Mandelbaum On The FHWA, I-80, And The Loss Of Imagination
From David Mandelbaum, GT Philadelphia.
On April 6, the Federal Highway Administration disapproved Pennsylvania's proposal to
impose tolls on Interstate 80, one of two main east-west highways through the Commonwealth. The funds were to be used to provide secure funding for a broad range of transportation needs in Pennsylvania, including, importantly, capital improvements to the major metropolitan public transportation systems. FHWA reasoned that federal law restricted the use of toll revenues to improvements of I-80, and would not permit use of the funds to rebuild other roads and bridges or to fund mass transit.
If you believe that the cost of transportation fuels will increase because of climate policy, international politics, or availability of petroleum, then you believe that those regions that can do business
with less fuel will do better.

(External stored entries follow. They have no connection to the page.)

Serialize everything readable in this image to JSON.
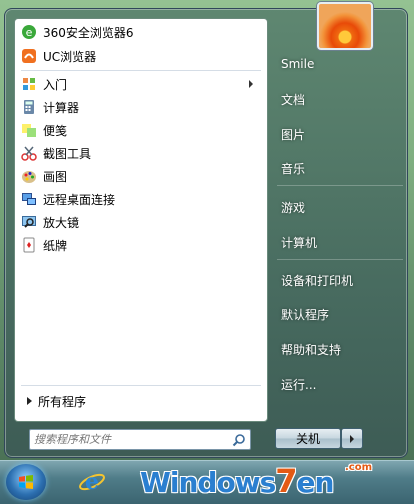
{
  "left_panel": {
    "pinned": [
      {
        "label": "360安全浏览器6",
        "icon": "360-browser-icon"
      },
      {
        "label": "UC浏览器",
        "icon": "uc-browser-icon"
      }
    ],
    "recent": [
      {
        "label": "入门",
        "icon": "getting-started-icon",
        "has_submenu": true
      },
      {
        "label": "计算器",
        "icon": "calculator-icon"
      },
      {
        "label": "便笺",
        "icon": "sticky-notes-icon"
      },
      {
        "label": "截图工具",
        "icon": "snipping-tool-icon"
      },
      {
        "label": "画图",
        "icon": "paint-icon"
      },
      {
        "label": "远程桌面连接",
        "icon": "remote-desktop-icon"
      },
      {
        "label": "放大镜",
        "icon": "magnifier-icon"
      },
      {
        "label": "纸牌",
        "icon": "solitaire-icon"
      }
    ],
    "all_programs": "所有程序",
    "search_placeholder": "搜索程序和文件"
  },
  "right_panel": {
    "items": [
      {
        "label": "Smile"
      },
      {
        "label": "文档"
      },
      {
        "label": "图片"
      },
      {
        "label": "音乐"
      },
      {
        "label": "游戏"
      },
      {
        "label": "计算机"
      },
      {
        "label": "设备和打印机"
      },
      {
        "label": "默认程序"
      },
      {
        "label": "帮助和支持"
      },
      {
        "label": "运行..."
      }
    ],
    "shutdown_label": "关机"
  },
  "watermark": {
    "text_a": "Windows",
    "text_b": "7",
    "text_c": "en",
    "domain": ".com"
  },
  "colors": {
    "accent_blue": "#2a7fd0",
    "accent_orange": "#e45a14"
  }
}
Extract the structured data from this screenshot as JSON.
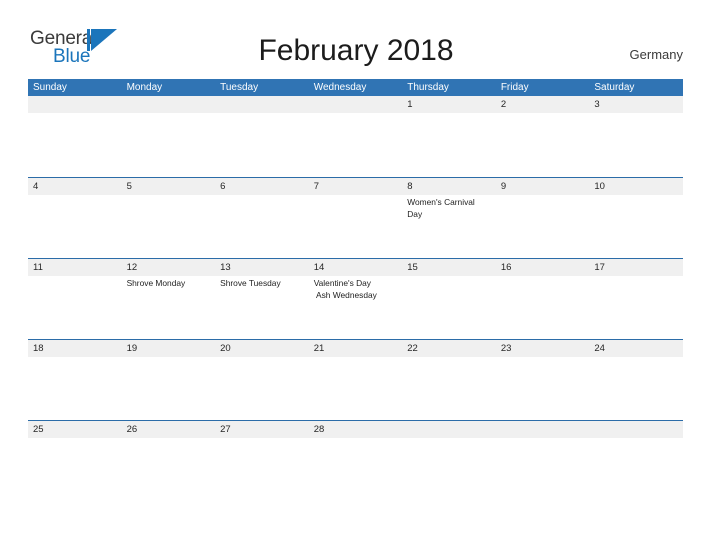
{
  "brand": {
    "name_part1": "General",
    "name_part2": "Blue",
    "mark_icon": "blue-flag-triangle-icon",
    "color_dark": "#3b3b3b",
    "color_blue": "#1b75bb"
  },
  "header": {
    "title": "February 2018",
    "country": "Germany"
  },
  "calendar": {
    "accent_header_color": "#3074b4",
    "row_separator_color": "#2b6ca8",
    "date_band_color": "#f0f0f0",
    "weekdays": [
      "Sunday",
      "Monday",
      "Tuesday",
      "Wednesday",
      "Thursday",
      "Friday",
      "Saturday"
    ],
    "weeks": [
      {
        "days": [
          {
            "date": "",
            "events": ""
          },
          {
            "date": "",
            "events": ""
          },
          {
            "date": "",
            "events": ""
          },
          {
            "date": "",
            "events": ""
          },
          {
            "date": "1",
            "events": ""
          },
          {
            "date": "2",
            "events": ""
          },
          {
            "date": "3",
            "events": ""
          }
        ]
      },
      {
        "days": [
          {
            "date": "4",
            "events": ""
          },
          {
            "date": "5",
            "events": ""
          },
          {
            "date": "6",
            "events": ""
          },
          {
            "date": "7",
            "events": ""
          },
          {
            "date": "8",
            "events": "Women's Carnival Day"
          },
          {
            "date": "9",
            "events": ""
          },
          {
            "date": "10",
            "events": ""
          }
        ]
      },
      {
        "days": [
          {
            "date": "11",
            "events": ""
          },
          {
            "date": "12",
            "events": "Shrove Monday"
          },
          {
            "date": "13",
            "events": "Shrove Tuesday"
          },
          {
            "date": "14",
            "events": "Valentine's Day\n Ash Wednesday"
          },
          {
            "date": "15",
            "events": ""
          },
          {
            "date": "16",
            "events": ""
          },
          {
            "date": "17",
            "events": ""
          }
        ]
      },
      {
        "days": [
          {
            "date": "18",
            "events": ""
          },
          {
            "date": "19",
            "events": ""
          },
          {
            "date": "20",
            "events": ""
          },
          {
            "date": "21",
            "events": ""
          },
          {
            "date": "22",
            "events": ""
          },
          {
            "date": "23",
            "events": ""
          },
          {
            "date": "24",
            "events": ""
          }
        ]
      },
      {
        "days": [
          {
            "date": "25",
            "events": ""
          },
          {
            "date": "26",
            "events": ""
          },
          {
            "date": "27",
            "events": ""
          },
          {
            "date": "28",
            "events": ""
          },
          {
            "date": "",
            "events": ""
          },
          {
            "date": "",
            "events": ""
          },
          {
            "date": "",
            "events": ""
          }
        ]
      }
    ]
  }
}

Cities with better transit will, all other things equal, be where businesses and people want to be. In the process, the nation as a whole will become more efficient as activity flows to those places. As a practical matter, capital improvements to urban transit systems are just not going to be funded by the bus fairy. Pennsylvania tried one interesting approach to having one transportation mode help fund the sort of capital improvements that climate-friendliness and energy-efficiency would require. We see here an example of the sclerotic complexity that rebuilding the economy for an energy- or carbon-constrained world encounters.